I looked down at her dumbly. As far as I knew, no, I hadn’t, but there had to be a good reason she was here, holding the mysterious envelope and grinning like a schoolgirl with a delicious bit of gossip. I told her to hold on and went downstairs, racking my brain on just what it could be that I’d left at the post office. When I opened the door she stood there, leaning against the frame, gleaming at me, letting the curious package in her hand flop back and forth on her wrist.
You lose something? She asked again. Now that I was closer I saw she was probably in her 40’s and of some Spanish speaking descent. She was short and plump, probably a mother of 2, and she had one gold cap in her front row of teeth.
I stammered and smiled a dumb and innocent smile. Her face fell a bit and her eyes frowned at the edges, but she opened the envelope and took out my wallet. My eyes squeezed from their sockets and I gasped once, then twice.
My wallet, I said weakly.
Her smile came back, rising on her face like a sudden sun. She opened it up and took out my driver’s license then made me tell her my birth date, just to be sure it was me. I’m pretty sure just looking at the picture would have sufficed, but I could tell she was cherishing the moment and wanted to ride it for as long as she could.
You’re lucky, she said, Delores found it on the stamp machine and handed it in. It could have been anyone that found it.
She opened it up and pointed to the money inside.
There was forty dollars in there, nobody touched it.

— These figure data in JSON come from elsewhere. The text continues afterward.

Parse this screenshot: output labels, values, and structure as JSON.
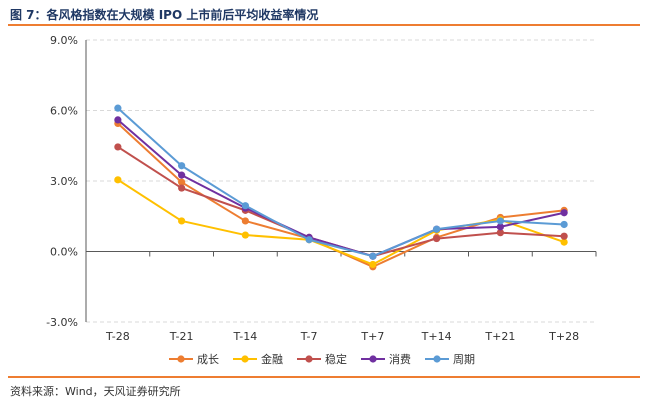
{
  "header": {
    "title": "图 7：各风格指数在大规模 IPO 上市前后平均收益率情况"
  },
  "footer": {
    "source": "资料来源：Wind，天风证券研究所"
  },
  "chart_data": {
    "type": "line",
    "title": "图 7：各风格指数在大规模 IPO 上市前后平均收益率情况",
    "xlabel": "",
    "ylabel": "",
    "categories": [
      "T-28",
      "T-21",
      "T-14",
      "T-7",
      "T+7",
      "T+14",
      "T+21",
      "T+28"
    ],
    "y_ticks": [
      "9.0%",
      "6.0%",
      "3.0%",
      "0.0%",
      "-3.0%"
    ],
    "y_tick_values": [
      9,
      6,
      3,
      0,
      -3
    ],
    "ylim": [
      -3,
      9
    ],
    "grid": true,
    "legend_position": "bottom",
    "series": [
      {
        "name": "成长",
        "color": "#ed7d31",
        "values": [
          5.45,
          2.95,
          1.3,
          0.55,
          -0.65,
          0.6,
          1.45,
          1.75
        ]
      },
      {
        "name": "金融",
        "color": "#ffc000",
        "values": [
          3.05,
          1.3,
          0.7,
          0.5,
          -0.55,
          0.9,
          1.35,
          0.4
        ]
      },
      {
        "name": "稳定",
        "color": "#c0504d",
        "values": [
          4.45,
          2.7,
          1.75,
          0.6,
          -0.2,
          0.55,
          0.8,
          0.65
        ]
      },
      {
        "name": "消费",
        "color": "#7030a0",
        "values": [
          5.6,
          3.25,
          1.85,
          0.6,
          -0.2,
          0.95,
          1.05,
          1.65
        ]
      },
      {
        "name": "周期",
        "color": "#5b9bd5",
        "values": [
          6.1,
          3.65,
          1.95,
          0.5,
          -0.2,
          0.95,
          1.3,
          1.15
        ]
      }
    ]
  }
}
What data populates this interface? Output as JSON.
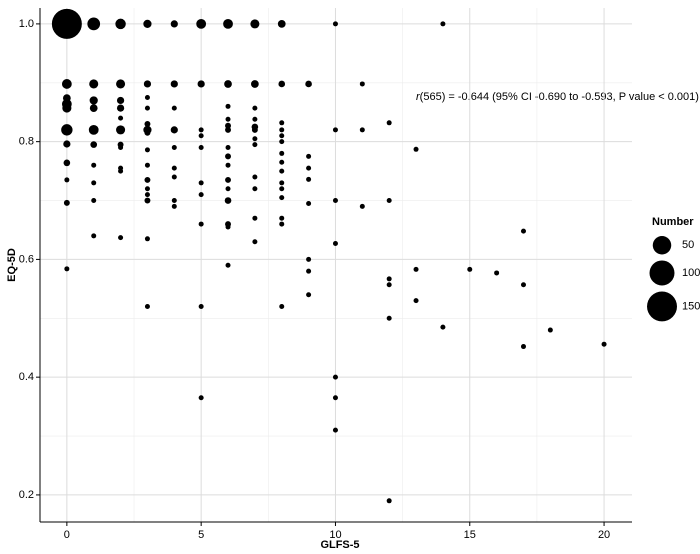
{
  "chart_data": {
    "type": "bubble",
    "annotation": {
      "italic": "r",
      "text": "(565) = -0.644 (95% CI -0.690 to -0.593, P value < 0.001)"
    },
    "x_label": "GLFS-5",
    "y_label": "EQ-5D",
    "color": "#000000",
    "x": [
      0,
      0,
      0,
      0,
      0,
      0,
      0,
      0,
      0,
      0,
      0,
      1,
      1,
      1,
      1,
      1,
      1,
      1,
      1,
      1,
      1,
      2,
      2,
      2,
      2,
      2,
      2,
      2,
      2,
      2,
      2,
      2,
      3,
      3,
      3,
      3,
      3,
      3,
      3,
      3,
      3,
      3,
      3,
      3,
      3,
      3,
      3,
      4,
      4,
      4,
      4,
      4,
      4,
      4,
      4,
      4,
      5,
      5,
      5,
      5,
      5,
      5,
      5,
      5,
      5,
      5,
      6,
      6,
      6,
      6,
      6,
      6,
      6,
      6,
      6,
      6,
      6,
      6,
      6,
      6,
      6,
      7,
      7,
      7,
      7,
      7,
      7,
      7,
      7,
      7,
      7,
      7,
      7,
      8,
      8,
      8,
      8,
      8,
      8,
      8,
      8,
      8,
      8,
      8,
      8,
      8,
      8,
      8,
      9,
      9,
      9,
      9,
      9,
      9,
      9,
      9,
      10,
      10,
      10,
      10,
      10,
      10,
      10,
      11,
      11,
      11,
      12,
      12,
      12,
      12,
      12,
      12,
      13,
      13,
      13,
      14,
      14,
      15,
      16,
      17,
      17,
      17,
      18,
      20
    ],
    "values": [
      1.0,
      0.898,
      0.874,
      0.864,
      0.857,
      0.82,
      0.796,
      0.764,
      0.735,
      0.696,
      0.584,
      1.0,
      0.898,
      0.87,
      0.857,
      0.82,
      0.795,
      0.76,
      0.73,
      0.7,
      0.64,
      1.0,
      0.898,
      0.87,
      0.857,
      0.84,
      0.82,
      0.795,
      0.79,
      0.755,
      0.75,
      0.637,
      1.0,
      0.898,
      0.875,
      0.857,
      0.83,
      0.82,
      0.815,
      0.786,
      0.76,
      0.735,
      0.72,
      0.71,
      0.7,
      0.635,
      0.52,
      1.0,
      0.898,
      0.857,
      0.82,
      0.79,
      0.755,
      0.74,
      0.7,
      0.69,
      1.0,
      0.898,
      0.82,
      0.81,
      0.79,
      0.73,
      0.71,
      0.66,
      0.52,
      0.365,
      1.0,
      0.898,
      0.86,
      0.838,
      0.827,
      0.82,
      0.79,
      0.775,
      0.76,
      0.735,
      0.72,
      0.7,
      0.66,
      0.655,
      0.59,
      1.0,
      0.898,
      0.857,
      0.838,
      0.825,
      0.82,
      0.805,
      0.795,
      0.74,
      0.72,
      0.67,
      0.63,
      1.0,
      0.898,
      0.832,
      0.82,
      0.81,
      0.8,
      0.78,
      0.765,
      0.75,
      0.73,
      0.72,
      0.705,
      0.67,
      0.66,
      0.52,
      0.898,
      0.775,
      0.755,
      0.736,
      0.695,
      0.6,
      0.58,
      0.54,
      1.0,
      0.82,
      0.7,
      0.627,
      0.4,
      0.365,
      0.31,
      0.898,
      0.82,
      0.69,
      0.832,
      0.7,
      0.567,
      0.557,
      0.5,
      0.19,
      0.787,
      0.583,
      0.53,
      1.0,
      0.485,
      0.583,
      0.577,
      0.648,
      0.557,
      0.452,
      0.48,
      0.456
    ],
    "sizes": [
      150,
      10,
      5,
      10,
      8,
      15,
      4,
      3,
      1,
      2,
      1,
      20,
      8,
      6,
      5,
      10,
      3,
      1,
      1,
      1,
      1,
      12,
      8,
      4,
      4,
      1,
      8,
      2,
      1,
      1,
      1,
      1,
      6,
      4,
      1,
      1,
      2,
      6,
      2,
      1,
      1,
      2,
      1,
      1,
      2,
      1,
      1,
      4,
      4,
      1,
      4,
      1,
      1,
      1,
      1,
      1,
      10,
      4,
      1,
      1,
      1,
      1,
      1,
      1,
      1,
      1,
      10,
      5,
      1,
      1,
      2,
      2,
      1,
      2,
      1,
      2,
      1,
      3,
      2,
      1,
      1,
      8,
      5,
      1,
      1,
      3,
      2,
      1,
      1,
      1,
      1,
      1,
      1,
      5,
      3,
      1,
      1,
      1,
      1,
      1,
      1,
      1,
      1,
      1,
      1,
      1,
      1,
      1,
      3,
      1,
      1,
      1,
      1,
      1,
      1,
      1,
      1,
      1,
      1,
      1,
      1,
      1,
      1,
      1,
      1,
      1,
      1,
      1,
      1,
      1,
      1,
      1,
      1,
      1,
      1,
      1,
      1,
      1,
      1,
      1,
      1,
      1,
      1,
      1
    ],
    "xlim": [
      -1,
      21.04
    ],
    "ylim": [
      0.154,
      1.027
    ],
    "xticks": [
      0,
      5,
      10,
      15,
      20
    ],
    "yticks": [
      0.2,
      0.4,
      0.6,
      0.8,
      {
        "value": 1,
        "label": "1.0"
      }
    ],
    "x_minor": [
      2.5,
      7.5,
      12.5,
      17.5
    ],
    "y_minor": [
      0.3,
      0.5,
      0.7,
      0.9
    ],
    "grid": true,
    "size_legend": {
      "title": "Number",
      "values": [
        50,
        100,
        150
      ]
    }
  }
}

Everything should be fine.
I'm sure the overwhelming waves of shock and gratitude I felt would bring a lot of people to their knees, and I could tell she wanted that satisfaction, of someone that was so thankful they couldn’t even bear to stand under the weight of it, but I have pretty sturdy composure, even in the most alarming situations, so what she got was me repeating thank you thank you thank you over and over again and offering up half of the money that was in my wallet as a reward. She wouldn’t take it though. She would just throw her hands in the air.
No papi, you work hard for your money, I'm just glad you were here when I dropped the wallet off. Then she smiled again, this time genuinely happy, with nothing mischievous about it at all. I smiled back, still stuck in a quiet stupor. She waved good-bye to me and walked down my steps into the streets. I waved back thanking her under my breath.
To be fair, had I of known my wallet was missing, I'm sure I would have been reduced to weeping when she rang my bell and told me she had found it. It had been a good 3 hours since I left the post office, and because it is, admittedly, extremely rare that I lose my wallet, I would have never assumed I’d just left it on a counter in the middle of a crowded station. If anything, I would have assumed it fell out of my pocket while riding my bike, or stolen from my backpack when I wasn’t looking. But since I hadn’t known it was gone, my reaction was more stunned silence as opposed to a roaring flood of appreciation.
Later that night though, the miracle of it hit me. In the great big city I’d dropped a small, insignificant item that meant the world to me and nothing to anyone else, and a few civil servants recognized this and went out of their way to return it. It made me think there was room for faith in 2007. Maybe it was going to be a decent year after all.